Some consumers have sang the praises of Apple’s Find My iPhone service after it helped them recover a lost phone; in fact, one can find many success stories from the past few years of a lost phone being found again thanks to Apple’s tracking ability. But there have also been many who have been unable to take advantage of Apple’s Find My iPhone service, simply because their phone was turned off or ran out of battery after they lost it.

With this potentially upcoming “zombie mode,” Apple phone owners can be assured that they can utilize Find My iPhone regardless of their phone’s on/off state. This mode is also a preventative measure against thieves, who can simply turn off a phone they recently stole to avoid Apple and the rightful owner tracking its location.

Mobile phone giants like Apple and Samsung are increasing their efforts to take action against stolen phones, most recently via a “kill switch” that allows phones to be locked remotely, effectively nullifying the value of a stolen phone for any thief, since they are unable to access any of its features. Microsoft is expected to release an update involving a similar kill switch feature into their Windows-based phones sometime later this year.

In regard to Apple’s recently acquired “zombie mode” patent, the details include asking users to enter their security code while powering down the phone. If the code is entered incorrectly, the phone will enter a mode where it appears to be turned off, while in actuality it is running location services in the background. This mode even conserves battery by turning on at various intervals and transmitting its location before turning off again for a period of time.

The patent, which was filed in April 2014, goes beyond these fairly expected features by also delving into criminal identification; the patent involves a feature that would take photos of the person that has stolen it, provided the phone is reported stolen by the original owner. Another feature involves using a QR code to unlock the phone.

While it’s a fool’s errand to read too much into Apple’s patents—the company files many patents all throughout the year—it’s an effective way to peek into what the company may be rolling out next with future updates or product redesigns. Phone security has been an often talked-about topic recently, especially since the 2014 celebrity photo hack involving iCloud, so it’s no surprise that the largest phone manufacturers are taking privacy seriously in 2015. In addition to features like zombie mode, one can expect new security features to be emphasized for many new phone models this year and beyond.

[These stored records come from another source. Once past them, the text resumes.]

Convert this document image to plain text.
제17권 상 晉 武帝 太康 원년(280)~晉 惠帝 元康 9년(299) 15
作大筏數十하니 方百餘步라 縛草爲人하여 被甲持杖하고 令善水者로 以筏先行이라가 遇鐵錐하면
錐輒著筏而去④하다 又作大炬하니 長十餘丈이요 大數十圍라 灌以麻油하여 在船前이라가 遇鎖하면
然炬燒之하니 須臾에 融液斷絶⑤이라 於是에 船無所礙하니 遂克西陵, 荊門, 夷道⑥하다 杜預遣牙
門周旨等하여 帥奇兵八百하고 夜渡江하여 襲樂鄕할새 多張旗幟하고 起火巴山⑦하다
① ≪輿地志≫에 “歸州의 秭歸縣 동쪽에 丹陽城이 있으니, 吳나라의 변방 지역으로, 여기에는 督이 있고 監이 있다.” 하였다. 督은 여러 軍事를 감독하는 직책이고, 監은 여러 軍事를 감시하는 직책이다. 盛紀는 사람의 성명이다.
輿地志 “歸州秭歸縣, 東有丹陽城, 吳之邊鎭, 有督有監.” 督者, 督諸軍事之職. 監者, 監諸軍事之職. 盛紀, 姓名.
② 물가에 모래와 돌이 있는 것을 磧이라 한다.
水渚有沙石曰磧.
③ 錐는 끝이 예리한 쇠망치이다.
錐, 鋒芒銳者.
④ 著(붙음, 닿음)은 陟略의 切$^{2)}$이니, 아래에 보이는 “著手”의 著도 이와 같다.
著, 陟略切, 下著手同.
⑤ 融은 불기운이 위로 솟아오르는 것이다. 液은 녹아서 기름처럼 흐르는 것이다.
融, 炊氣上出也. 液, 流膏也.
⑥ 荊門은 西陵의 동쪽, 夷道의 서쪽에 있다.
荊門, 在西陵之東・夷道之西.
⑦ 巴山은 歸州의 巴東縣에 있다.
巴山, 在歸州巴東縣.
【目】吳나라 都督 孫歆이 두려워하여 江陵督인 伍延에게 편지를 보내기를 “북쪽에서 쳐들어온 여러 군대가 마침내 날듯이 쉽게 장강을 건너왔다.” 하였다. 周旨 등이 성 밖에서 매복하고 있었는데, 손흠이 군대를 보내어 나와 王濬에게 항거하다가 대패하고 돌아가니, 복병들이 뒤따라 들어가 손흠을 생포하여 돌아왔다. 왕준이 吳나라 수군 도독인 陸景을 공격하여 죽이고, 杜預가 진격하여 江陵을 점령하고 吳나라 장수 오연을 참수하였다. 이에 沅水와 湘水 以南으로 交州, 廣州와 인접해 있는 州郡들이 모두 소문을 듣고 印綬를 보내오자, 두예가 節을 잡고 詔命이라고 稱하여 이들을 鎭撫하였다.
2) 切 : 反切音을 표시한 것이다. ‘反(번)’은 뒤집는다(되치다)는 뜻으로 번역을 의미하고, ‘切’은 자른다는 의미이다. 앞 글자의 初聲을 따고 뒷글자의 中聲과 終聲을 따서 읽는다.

While the prospect of Apple tracking your phone when it’s off may seem counteractive to privacy, the ability for both Apple and you—the consumer—to track a phone even when it’s off makes it less likely a thief will attempt to steal your phone. A Reuters report found that phone thefts dropped 40% in San Francisco and 25% in New York, encouraging numbers that are undoubtedly influenced by phone manufacturers taking privacy and post-theft maneuvers more seriously.

And while it might feel, for some of you, like beating a dead horse, I’ll remind you again that Apple is on a very short list of tech companies that I can trust with my privacy. I don’t say this lightly. The fact is that Apple’s Tim Cook has been extremely forthcoming—and extremely reassuring—about Apple’s commitment to customer privacy.

In other words, I don’t think we’ll be seeing a Superfish-type debacle coming out of Cupertino. While Apple has had some security hiccups recently—not the least of which was the now-infamous celebrity photo leak—we don’t yet have any indication that Apple is using our personal information in any deliberately underhanded ways. If you’re looking for a reason to justify brand loyalty, I can’t think of a better one.